Mitt Romney’s top economic adviser continued his post-election about-face on Monday, pushing for raising more tax revenue from the rich as a way to start paying down the federal deficit.So is this The Great Republican Capitulation? Nope, because there's a caveat—the same caveat that both John Boehner and Mitch McConnell have attached to their stated willingness to raise tax revenue:
“Obviously, we would be better in my view if we didn’t raise taxes on anyone and we did everything on the spending side,” Glenn Hubbard, the dean of Columbia’s business school, said on MSNBC’s “Morning Joe.” “We just had an election. We’re going to have to have some compromise. And I think step one is figure out how to raise some revenue without killing the economy.”
Hubbard said revenue should only come in the form of eliminating deductions, not by increasing tax rates, as President Barack Obama has suggested.In other words, as David Dayen noted last week, Hubbard and others like him aren't actually calling for higher taxes—in fact, they are calling for keeping the Bush tax cuts in place. Yes, they are adding lots of fluff about being interested in raising revenue through tax reform, but when guys whose entire economic ideology is built around the concept that cutting taxes creates economic growth start talking about higher tax revenue, your bullshit detector should start flashing.
The reason that these guys are trying to sound reasonable is that they hope they can convince Democrats to extend all Bush tax cuts—including for income over $250,000—in exchange for a promise to include additional revenue in tax reform. If Democrats made the mistake of believing them, these Republicans would certainly renege on their offer as soon as the Bush tax cuts got extended.

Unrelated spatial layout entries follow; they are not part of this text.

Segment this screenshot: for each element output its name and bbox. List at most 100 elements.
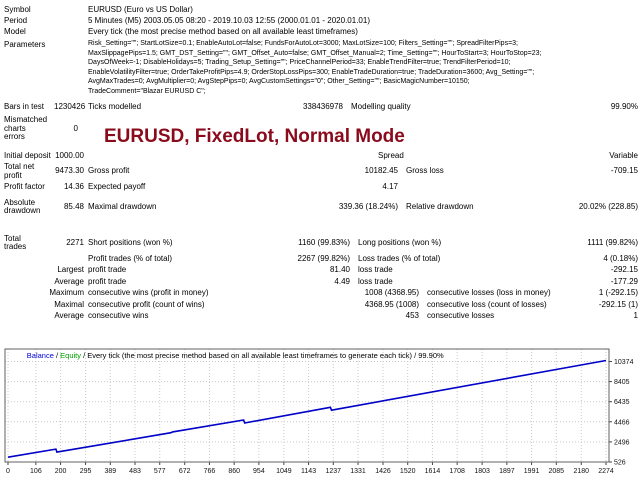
- report-row-profit-factor: Profit factor 14.36 Expected payoff 4.17: [4, 182, 640, 194]
- report-row-bars-in-test: Bars in test 1230426 Ticks modelled 3384…: [4, 101, 640, 113]
- svg-text:4466: 4466: [614, 419, 630, 426]
- svg-text:672: 672: [179, 468, 191, 475]
- relative-drawdown-label: Relative drawdown: [406, 201, 474, 211]
- svg-text:577: 577: [154, 468, 166, 475]
- report-row-largest: Largest profit trade 81.40 loss trade -2…: [4, 265, 640, 277]
- consecutive-losses-label: consecutive losses (loss in money): [427, 288, 551, 297]
- largest-label: Largest: [57, 265, 84, 274]
- report-row-total-net-profit: Total net profit 9473.30 Gross profit 10…: [4, 162, 640, 182]
- loss-trades-label: Loss trades (% of total): [358, 253, 441, 263]
- legend-equity: Equity: [60, 351, 81, 360]
- legend-description: / Every tick (the most precise method ba…: [81, 351, 444, 360]
- average-profit-trade-value: 4.49: [334, 276, 350, 286]
- svg-text:860: 860: [228, 468, 240, 475]
- modelling-quality-label: Modelling quality: [351, 101, 411, 111]
- mismatched-charts-value: 0: [73, 123, 78, 133]
- ticks-modelled-value: 338436978: [302, 101, 343, 111]
- ticks-modelled-label: Ticks modelled: [88, 101, 142, 111]
- svg-text:2085: 2085: [549, 468, 565, 475]
- profit-trades-value: 2267 (99.82%): [297, 253, 350, 263]
- parameters-line: EnableVolatilityFilter=true; OrderTakePr…: [88, 68, 535, 76]
- svg-text:1803: 1803: [474, 468, 490, 475]
- model-value: Every tick (the most precise method base…: [88, 27, 358, 36]
- initial-deposit-value: 1000.00: [55, 150, 84, 160]
- svg-text:1049: 1049: [276, 468, 292, 475]
- short-positions-value: 1160 (99.83%): [298, 237, 350, 247]
- model-label: Model: [4, 27, 26, 36]
- report-row-total-trades: Total trades 2271 Short positions (won %…: [4, 233, 640, 253]
- report-row-symbol: Symbol EURUSD (Euro vs US Dollar): [4, 4, 640, 15]
- expected-payoff-value: 4.17: [382, 182, 398, 191]
- total-net-profit-label: Total net profit: [4, 162, 35, 180]
- maximum-label: Maximum: [49, 288, 84, 297]
- gross-loss-value: -709.15: [610, 166, 638, 176]
- largest-loss-trade-value: -292.15: [610, 265, 638, 274]
- long-positions-label: Long positions (won %): [358, 237, 442, 247]
- long-positions-value: 1111 (99.82%): [587, 237, 638, 247]
- modelling-quality-value: 99.90%: [610, 101, 638, 111]
- parameters-line: AvgMaxTrades=0; AvgMultiplier=0; AvgStep…: [88, 78, 470, 85]
- average-loss-trade-value: -177.29: [610, 276, 638, 286]
- parameters-label: Parameters: [4, 40, 46, 49]
- avg-consecutive-losses-value: 1: [633, 311, 638, 320]
- svg-text:389: 389: [104, 468, 116, 475]
- consecutive-loss-value: -292.15 (1): [598, 299, 638, 309]
- report-row-initial-deposit: Initial deposit 1000.00 Spread Variable: [4, 150, 640, 162]
- relative-drawdown-value: 20.02% (228.85): [578, 201, 638, 211]
- profit-trades-label: Profit trades (% of total): [88, 253, 173, 263]
- svg-text:1991: 1991: [524, 468, 540, 475]
- svg-text:483: 483: [129, 468, 141, 475]
- parameters-line: MaxSlippagePips=1.5; GMT_DST_Setting="";…: [88, 49, 542, 57]
- report-row-mismatched-charts: Mismatched charts errors 0: [4, 115, 640, 144]
- report-row-profit-trades: Profit trades (% of total) 2267 (99.82%)…: [4, 253, 640, 265]
- consecutive-profit-value: 4368.95 (1008): [364, 299, 419, 309]
- largest-loss-trade-label: loss trade: [358, 265, 393, 274]
- spread-value: Variable: [609, 150, 638, 160]
- svg-text:1143: 1143: [301, 468, 316, 475]
- largest-profit-trade-value: 81.40: [329, 265, 350, 274]
- svg-text:766: 766: [204, 468, 216, 475]
- maximal-drawdown-label: Maximal drawdown: [88, 201, 157, 211]
- svg-text:106: 106: [30, 468, 42, 475]
- absolute-drawdown-value: 85.48: [63, 201, 84, 211]
- legend-balance: Balance: [27, 351, 54, 360]
- avg-consecutive-losses-label: consecutive losses: [427, 311, 495, 320]
- short-positions-label: Short positions (won %): [88, 237, 173, 247]
- loss-trades-value: 4 (0.18%): [603, 253, 638, 263]
- balance-chart: 0 106 200 295 389 483 577 672 766 860 954 1049 1143 1…: [0, 345, 640, 480]
- average-consecutive-label: Average: [54, 311, 84, 320]
- total-trades-value: 2271: [66, 237, 84, 247]
- total-trades-label: Total trades: [4, 233, 27, 251]
- report-row-parameters: Parameters Risk_Setting=""; StartLotSize…: [4, 39, 640, 96]
- svg-text:1331: 1331: [350, 468, 366, 475]
- absolute-drawdown-label: Absolute drawdown: [4, 197, 41, 215]
- consecutive-wins-value: 1008 (4368.95): [364, 288, 419, 297]
- svg-text:1708: 1708: [449, 468, 465, 475]
- gross-profit-value: 10182.45: [364, 166, 398, 176]
- svg-text:295: 295: [80, 468, 92, 475]
- symbol-value: EURUSD (Euro vs US Dollar): [88, 5, 193, 14]
- avg-consecutive-wins-value: 453: [405, 311, 419, 320]
- balance-chart-svg: 0 106 200 295 389 483 577 672 766 860 954 1049 1143 1…: [4, 348, 634, 475]
- consecutive-losses-value: 1 (-292.15): [598, 288, 638, 297]
- parameters-line: DaysOfWeek=-1; DisableHolidays=5; Tradin…: [88, 59, 511, 66]
- avg-consecutive-wins-label: consecutive wins: [88, 311, 149, 320]
- svg-text:954: 954: [253, 468, 265, 475]
- svg-text:1897: 1897: [499, 468, 515, 475]
- report-row-period: Period 5 Minutes (M5) 2003.05.05 08:20 -…: [4, 15, 640, 26]
- bars-in-test-label: Bars in test: [4, 101, 45, 111]
- svg-text:1614: 1614: [425, 468, 441, 475]
- svg-text:1237: 1237: [326, 468, 342, 475]
- svg-text:2180: 2180: [573, 468, 589, 475]
- svg-text:526: 526: [614, 460, 626, 467]
- svg-text:0: 0: [6, 468, 10, 475]
- svg-text:6435: 6435: [614, 399, 630, 406]
- maximal-drawdown-value: 339.36 (18.24%): [338, 201, 398, 211]
- average-loss-trade-label: loss trade: [358, 276, 393, 286]
- consecutive-profit-label: consecutive profit (count of wins): [88, 299, 205, 309]
- period-label: Period: [4, 16, 28, 25]
- maximal-label: Maximal: [54, 299, 84, 309]
- svg-text:8405: 8405: [614, 379, 630, 386]
- svg-text:2274: 2274: [598, 468, 614, 475]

The fact that this is their strategy isn't a big secret. As conservative pundit Byron York put it last week, conservatives are "pretty nervous" about taxes. They oppose tax hikes but don't want to "find themselves in the position of defending tax cuts for the highest income brackets."
Republicans are in a weak position on taxes and they know it—the last thing they want to do after losing the election is to choose between holding middle-class taxes hostage and accepting a rate hike on the top 2 percent. And the reason that they are trying to sound reasonable on taxes without actually agreeing to increase them is that their only shot of avoiding that choice is to somehow convince Democrats that they've finally seen the light and will accept additional tax revenue as part of tax reform. But given that the GOP's biggest condition is that Democrats extend the Bush tax cuts on the wealthy, only a fool wouldn't be able to see through the Republican's latest gambit.